Laboratoire ERIC, Salle K071 à 10h30
Abstract: Claim data, including Electronic Health Record (EHR) data, constitute vast datasets collected by healthcare institutions (hospitals, insurance systems, etc.) throughout patient care. These datasets are readily available and contain valuable real-world medical information about large populations. For this reason, epidemiologists are increasingly conducting public health studies using these data to support public health decision-making. However, they face several challenges in fully exploiting these data: they are multimodal, some components are unstructured (e.g., medical reports), structured data require medical knowledge for proper interpretation, and they are longitudinal in nature.
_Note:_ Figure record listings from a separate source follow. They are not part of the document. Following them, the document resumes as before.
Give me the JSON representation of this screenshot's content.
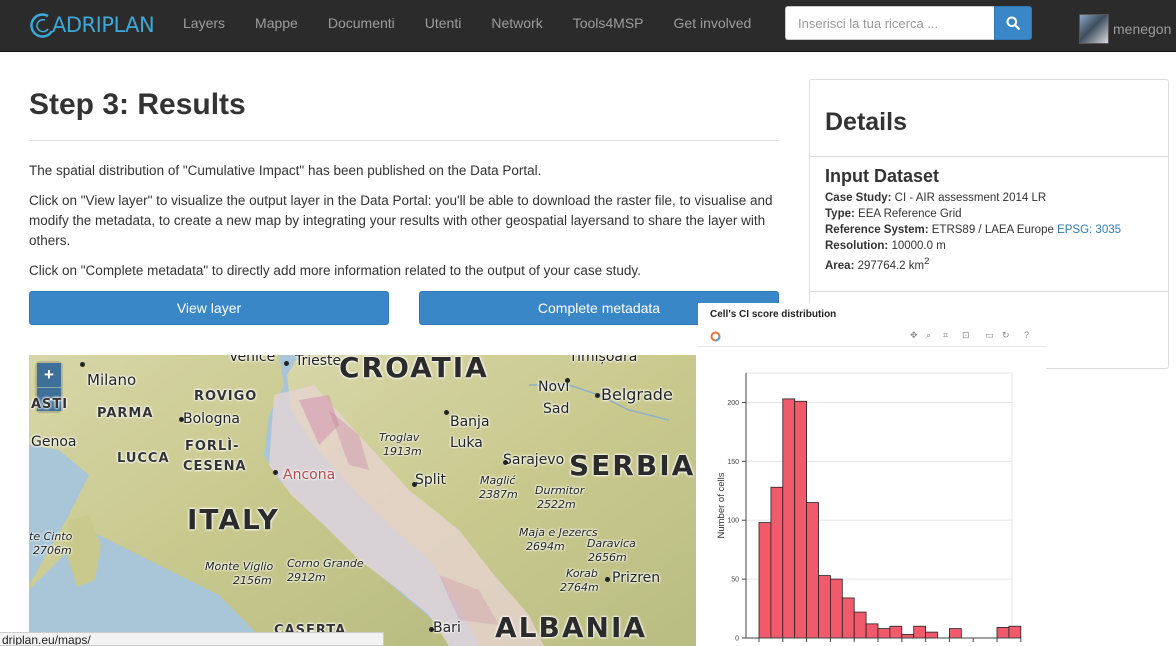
{
  "navbar": {
    "brand": "ADRIPLAN",
    "items": [
      "Layers",
      "Mappe",
      "Documenti",
      "Utenti",
      "Network",
      "Tools4MSP",
      "Get involved"
    ],
    "search": {
      "placeholder": "Inserisci la tua ricerca ..."
    },
    "user": "menegon"
  },
  "main": {
    "title": "Step 3: Results",
    "paragraphs": [
      "The spatial distribution of \"Cumulative Impact\" has been published on the Data Portal.",
      "Click on \"View layer\" to visualize the output layer in the Data Portal: you'll be able to download the raster file, to visualise and modify the metadata, to create a new map by integrating your results with other geospatial layersand to share the layer with others.",
      "Click on \"Complete metadata\" to directly add more information related to the output of your case study."
    ],
    "buttons": {
      "view_layer": "View layer",
      "complete_metadata": "Complete metadata"
    }
  },
  "map": {
    "zoom_in": "+",
    "zoom_out": "−",
    "labels": {
      "milano": "Milano",
      "venice": "Venice",
      "trieste": "Trieste",
      "croatia": "CROATIA",
      "timisoara": "Timișoara",
      "rovigo": "ROVIGO",
      "parma": "PARMA",
      "bologna": "Bologna",
      "asti": "ASTI",
      "novi_sad_1": "Novi",
      "novi_sad_2": "Sad",
      "belgrade": "Belgrade",
      "genoa": "Genoa",
      "lucca": "LUCCA",
      "forli_1": "FORLÌ-",
      "forli_2": "CESENA",
      "troglav_1": "Troglav",
      "troglav_2": "1913m",
      "banja_1": "Banja",
      "banja_2": "Luka",
      "sarajevo": "Sarajevo",
      "serbia": "SERBIA",
      "ancona": "Ancona",
      "split": "Split",
      "maglic_1": "Maglić",
      "maglic_2": "2387m",
      "durmitor_1": "Durmitor",
      "durmitor_2": "2522m",
      "italy": "ITALY",
      "cinto_1": "te Cinto",
      "cinto_2": "2706m",
      "maja_1": "Maja e Jezercs",
      "maja_2": "2694m",
      "daravica_1": "Daravica",
      "daravica_2": "2656m",
      "korab_1": "Korab",
      "korab_2": "2764m",
      "prizren": "Prizren",
      "vigliio_1": "Monte Viglio",
      "vigliio_2": "2156m",
      "corno_1": "Corno Grande",
      "corno_2": "2912m",
      "caserta": "CASERTA",
      "bari": "Bari",
      "albania": "ALBANIA"
    }
  },
  "status_url": "driplan.eu/maps/",
  "details": {
    "title": "Details",
    "subtitle": "Input Dataset",
    "case_study_label": "Case Study:",
    "case_study": "CI - AIR assessment 2014 LR",
    "type_label": "Type:",
    "type": "EEA Reference Grid",
    "ref_label": "Reference System:",
    "ref": "ETRS89 / LAEA Europe",
    "ref_link": "EPSG: 3035",
    "res_label": "Resolution:",
    "res": "10000.0 m",
    "area_label": "Area:",
    "area": "297764.2 km",
    "area_sup": "2"
  },
  "colors": {
    "accent": "#3a87c8",
    "navbar": "#2b2b2b",
    "bar_fill": "#f05a6a",
    "link": "#2a7ab5"
  },
  "chart_data": {
    "type": "bar",
    "title": "Cell's CI score distribution",
    "ylabel": "Number of cells",
    "xlabel": "",
    "ylim": [
      0,
      225
    ],
    "yticks": [
      0,
      50,
      100,
      150,
      200
    ],
    "values": [
      98,
      128,
      203,
      201,
      115,
      53,
      50,
      34,
      22,
      12,
      8,
      10,
      3,
      10,
      5,
      0,
      8,
      0,
      0,
      0,
      9,
      10
    ],
    "grid": true
  }
}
In this presentation, I will discuss how advancements in artificial intelligence can empower epidemiologists in analyzing these data and detail two key approaches. First, I will illustrate how two different machine learning techniques can effectively leverage the longitudinal nature of the data. In particular, I will present various methods we have developed for conducting unsupervised analyses of longitudinal care trajectories (temporal tensor decomposition and temporal sequence clustering). Then, I will explore methods from the field of web semantics to address semantic gaps within these datasets and discuss how they could revolutionize epidemiological research using claim data. Finally, I will present ongoing multidisciplinary projects focused on the ethical use of AI in this context.